El resto del botín se lo reparten el ELN (la segunda guerrilla de Colombia, con 2.000 tropas), el EPL (otra fuerza guerrillera con influencia en la frontera con Venezuela) y las bandas criminales herederas del paramilitarismo. Santos reconoce la existencia de al menos 3.500 personas asociadas a grupos como el Clan Úsuga, Los Rastrojos y Los Paisas.
Distintos analistas coinciden en que la respuesta del Estado ha sido tardía y todavía ineficiente. El activista Daniel Mejía Lozano lamenta que la Ley 99 de 1993, «la única que regula el medio ambiente en Colombia, es demasiado permisiva y ha quedado caduca».
El mandatario Santos ha enviado al Congreso un proyecto de ley (propone elevar las penas y endurecer los controles de acceso al mercurio y otras sustancias químicas necesarias para extraer oro), que presumiblemente se aprobará este año, pero Mejía Lozano cree que servirá de poco. «Hay muchos lobbys en la política y en las élites que tienen intereses en el sector minero, los cambios necesarios nunca llegarán», advierte.

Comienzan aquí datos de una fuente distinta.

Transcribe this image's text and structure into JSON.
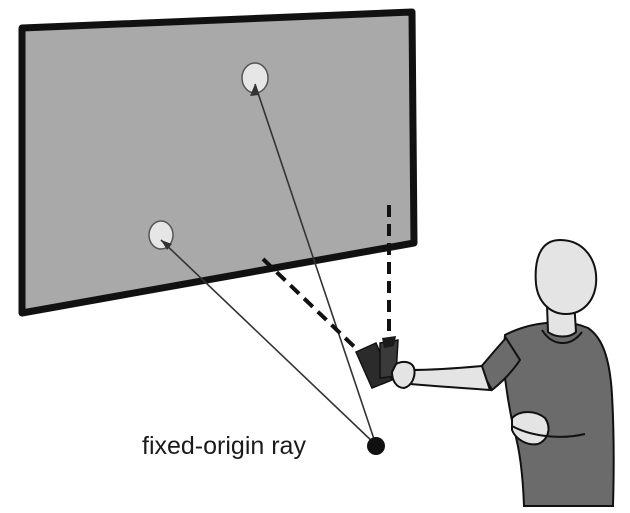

«La minería se ha vuelto una bandera política; hay muchos haciendo activismo», reconoce el Ministro de Minas y Energía, Germán Arce, nombrado en abril de 2016. En mayo declaró en el diario El Tiempo que «el oro podría ser 20 veces más rentable que la cocaína».

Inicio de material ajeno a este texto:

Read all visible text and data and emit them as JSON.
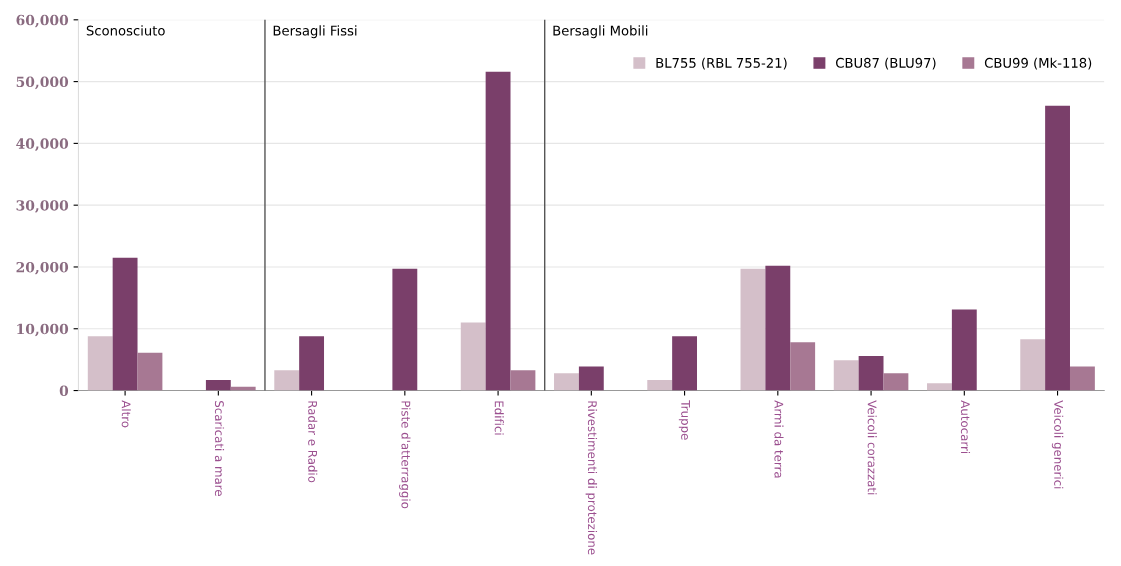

En la primera mitad del año pasado se llevaron a cabo más de 350 operativos militares contra la minería ilegal. La violencia de las mafias que controlan el negocio dificulta estas acciones. Mejía Lozano traza un símil con los años de plomo en Colombia con Pablo Escobar: «Las operaciones del Ejército para desmantelar una mina son bien berracas, necesitan artillería pesada y helicópteros». La batalla por controlar las reservas de oro no ha hecho más que empezar.